Sunday, December 11, 2011

What is the main goal of doing bioinformatics?

Tons of machine learning models, algorithms and complicated methods are being developed in academic level of bioinformatics. Every phd student working in bioinformatics is expected to develop a novel method to do some task. Some prefer using SVM, some prefer Bayesian networks and some neural network. Some try to develop new kernels that could have various applications in biology, and so on. They try to prove higher and higher accuracy of their models over others. I want to know how many of these tons and million models and methods developed are being used by other people in bioinformatics community? Are they simple enough to be easily understood and communicated by biologists? And top of it no research team want to use what already have been developed. They prefer to hire their own local programmers to build their in-house tools and methods doing the same thing. And here is one big reason why many bioinformatics companies are not able to do good business in selling their software and tools.

What is important is first to understand “What is bioinformatics?”and “What is the main goal of doing bioinformatics?”. I believe that the study and approach in bioinformatics is “Problem-driven” instead of “Solution-driven”. One should try to prove the quality and novelty of findings instead of the efficiency or accuracy of method applied. To be good bioinformatician, I would first start with understanding the biological question, problem and its hypothesis and then look for methods which can be used. This approach definitely needs interdisciplinary training to bioinformatics scientist. On the contrary, the interdisciplinary trained scientist are good for solving problems, but they might not be very good at implementing solutions which require more than interdisciplinary approach or some particular expertise skill.
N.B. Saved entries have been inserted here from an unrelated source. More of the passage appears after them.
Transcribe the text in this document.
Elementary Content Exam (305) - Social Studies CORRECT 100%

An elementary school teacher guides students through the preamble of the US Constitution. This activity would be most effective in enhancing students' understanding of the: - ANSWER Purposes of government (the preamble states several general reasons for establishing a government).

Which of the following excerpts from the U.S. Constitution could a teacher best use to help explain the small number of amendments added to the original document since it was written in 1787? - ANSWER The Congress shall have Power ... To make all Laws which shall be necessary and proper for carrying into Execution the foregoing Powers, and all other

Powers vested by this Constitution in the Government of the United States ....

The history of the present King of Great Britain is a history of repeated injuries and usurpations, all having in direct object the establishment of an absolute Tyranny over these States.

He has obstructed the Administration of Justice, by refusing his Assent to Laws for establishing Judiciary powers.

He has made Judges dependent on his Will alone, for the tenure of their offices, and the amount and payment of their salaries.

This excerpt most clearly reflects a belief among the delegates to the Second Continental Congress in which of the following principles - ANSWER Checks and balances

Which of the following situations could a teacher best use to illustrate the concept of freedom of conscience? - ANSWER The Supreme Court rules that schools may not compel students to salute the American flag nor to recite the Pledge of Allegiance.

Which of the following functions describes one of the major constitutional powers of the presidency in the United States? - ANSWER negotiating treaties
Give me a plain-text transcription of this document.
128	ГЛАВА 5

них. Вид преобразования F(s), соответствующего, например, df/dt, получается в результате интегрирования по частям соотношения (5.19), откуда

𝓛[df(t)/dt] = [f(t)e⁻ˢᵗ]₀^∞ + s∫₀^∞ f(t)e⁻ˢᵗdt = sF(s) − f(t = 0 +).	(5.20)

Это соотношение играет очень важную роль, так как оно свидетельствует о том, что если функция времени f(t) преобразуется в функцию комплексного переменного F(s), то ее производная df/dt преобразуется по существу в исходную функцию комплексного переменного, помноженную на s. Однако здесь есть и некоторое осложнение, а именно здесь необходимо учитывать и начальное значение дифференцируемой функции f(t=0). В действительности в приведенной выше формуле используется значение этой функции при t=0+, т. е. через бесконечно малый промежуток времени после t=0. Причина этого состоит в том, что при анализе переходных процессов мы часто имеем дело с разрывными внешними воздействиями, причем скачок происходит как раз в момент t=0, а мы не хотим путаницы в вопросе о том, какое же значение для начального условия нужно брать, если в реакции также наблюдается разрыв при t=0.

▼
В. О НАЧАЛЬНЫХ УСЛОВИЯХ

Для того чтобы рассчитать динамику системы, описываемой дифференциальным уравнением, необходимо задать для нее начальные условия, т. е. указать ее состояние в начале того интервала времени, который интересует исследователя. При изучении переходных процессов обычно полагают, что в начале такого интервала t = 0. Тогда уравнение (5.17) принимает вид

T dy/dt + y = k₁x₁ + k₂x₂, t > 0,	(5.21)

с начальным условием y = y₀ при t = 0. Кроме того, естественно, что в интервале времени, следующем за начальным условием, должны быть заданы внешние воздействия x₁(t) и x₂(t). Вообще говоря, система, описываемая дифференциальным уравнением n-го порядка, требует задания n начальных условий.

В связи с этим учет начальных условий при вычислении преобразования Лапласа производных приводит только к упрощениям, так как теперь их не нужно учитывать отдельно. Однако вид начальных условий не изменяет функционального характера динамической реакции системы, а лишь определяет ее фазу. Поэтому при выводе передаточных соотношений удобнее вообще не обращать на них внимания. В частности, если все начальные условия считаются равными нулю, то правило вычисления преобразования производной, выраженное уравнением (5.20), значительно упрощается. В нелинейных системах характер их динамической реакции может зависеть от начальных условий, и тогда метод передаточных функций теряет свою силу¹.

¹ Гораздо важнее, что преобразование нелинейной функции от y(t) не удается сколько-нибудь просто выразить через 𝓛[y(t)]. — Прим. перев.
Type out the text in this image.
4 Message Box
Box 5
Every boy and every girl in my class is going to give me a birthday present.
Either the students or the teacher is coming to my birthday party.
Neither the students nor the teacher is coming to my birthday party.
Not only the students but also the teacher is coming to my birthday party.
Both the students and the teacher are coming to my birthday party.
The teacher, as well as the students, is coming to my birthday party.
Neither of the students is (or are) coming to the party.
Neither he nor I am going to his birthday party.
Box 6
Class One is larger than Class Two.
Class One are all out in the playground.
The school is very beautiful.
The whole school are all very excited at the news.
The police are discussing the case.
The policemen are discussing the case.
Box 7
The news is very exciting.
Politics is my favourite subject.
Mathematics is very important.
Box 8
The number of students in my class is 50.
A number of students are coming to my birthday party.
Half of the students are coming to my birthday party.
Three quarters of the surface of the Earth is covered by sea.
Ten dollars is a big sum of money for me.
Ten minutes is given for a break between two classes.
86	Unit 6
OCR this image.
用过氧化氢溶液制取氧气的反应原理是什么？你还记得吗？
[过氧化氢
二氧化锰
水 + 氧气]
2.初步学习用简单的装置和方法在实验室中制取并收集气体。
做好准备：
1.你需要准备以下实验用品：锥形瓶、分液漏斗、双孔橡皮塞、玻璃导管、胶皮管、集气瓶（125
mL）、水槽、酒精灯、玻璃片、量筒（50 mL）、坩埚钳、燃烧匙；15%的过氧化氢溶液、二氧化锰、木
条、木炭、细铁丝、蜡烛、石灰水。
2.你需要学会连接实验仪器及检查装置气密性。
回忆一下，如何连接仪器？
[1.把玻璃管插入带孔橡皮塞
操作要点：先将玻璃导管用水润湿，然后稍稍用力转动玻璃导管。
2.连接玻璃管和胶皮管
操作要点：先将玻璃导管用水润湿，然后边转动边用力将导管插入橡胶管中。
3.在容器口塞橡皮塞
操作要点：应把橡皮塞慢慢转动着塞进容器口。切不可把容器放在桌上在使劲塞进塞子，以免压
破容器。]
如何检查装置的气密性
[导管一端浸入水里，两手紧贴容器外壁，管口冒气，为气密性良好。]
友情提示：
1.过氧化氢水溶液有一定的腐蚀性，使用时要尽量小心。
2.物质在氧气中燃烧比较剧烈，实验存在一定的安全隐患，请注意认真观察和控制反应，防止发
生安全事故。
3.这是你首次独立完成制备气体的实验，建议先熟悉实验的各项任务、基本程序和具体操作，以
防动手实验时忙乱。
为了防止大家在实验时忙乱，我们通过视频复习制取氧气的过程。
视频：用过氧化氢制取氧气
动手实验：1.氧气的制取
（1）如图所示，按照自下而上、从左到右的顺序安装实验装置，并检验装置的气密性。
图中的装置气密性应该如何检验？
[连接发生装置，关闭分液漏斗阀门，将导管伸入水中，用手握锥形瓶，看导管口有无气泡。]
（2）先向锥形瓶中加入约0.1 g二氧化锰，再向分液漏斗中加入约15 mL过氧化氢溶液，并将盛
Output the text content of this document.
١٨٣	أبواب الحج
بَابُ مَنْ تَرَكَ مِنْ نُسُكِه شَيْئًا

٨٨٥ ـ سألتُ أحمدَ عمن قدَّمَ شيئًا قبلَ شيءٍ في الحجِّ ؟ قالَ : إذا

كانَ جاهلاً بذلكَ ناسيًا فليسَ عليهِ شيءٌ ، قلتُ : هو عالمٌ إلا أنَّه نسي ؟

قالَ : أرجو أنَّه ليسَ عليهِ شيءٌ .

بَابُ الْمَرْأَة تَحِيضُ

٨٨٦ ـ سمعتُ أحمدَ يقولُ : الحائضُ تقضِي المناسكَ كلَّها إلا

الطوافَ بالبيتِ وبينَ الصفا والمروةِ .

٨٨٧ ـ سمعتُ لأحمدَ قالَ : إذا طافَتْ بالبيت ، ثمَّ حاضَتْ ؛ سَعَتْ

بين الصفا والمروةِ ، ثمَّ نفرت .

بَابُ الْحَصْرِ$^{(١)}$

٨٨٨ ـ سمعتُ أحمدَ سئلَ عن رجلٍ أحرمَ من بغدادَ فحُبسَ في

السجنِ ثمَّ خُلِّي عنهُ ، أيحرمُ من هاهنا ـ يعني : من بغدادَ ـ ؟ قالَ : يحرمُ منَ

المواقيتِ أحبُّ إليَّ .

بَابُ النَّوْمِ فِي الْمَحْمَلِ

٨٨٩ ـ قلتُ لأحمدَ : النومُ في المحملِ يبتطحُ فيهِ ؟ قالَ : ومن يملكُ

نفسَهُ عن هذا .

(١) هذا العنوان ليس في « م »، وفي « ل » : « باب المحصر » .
Indeed multidisciplinary team has become a trend over interdisciplinary integration. Most of the pharmaceutical and bioinformatics companies are recruiting computer scientist and biologist rather than recruiting interdisciplinary bioinformaticians. I suspect this to be the approach where communication gap or linguistic difference arises within two groups trying to solve the same problem. Although, we have already seen experts in both fields to turn into interdisciplinary to take this field further so far, I still believe there is some gap where interdisciplinary experts and training like mine can prove a big asset.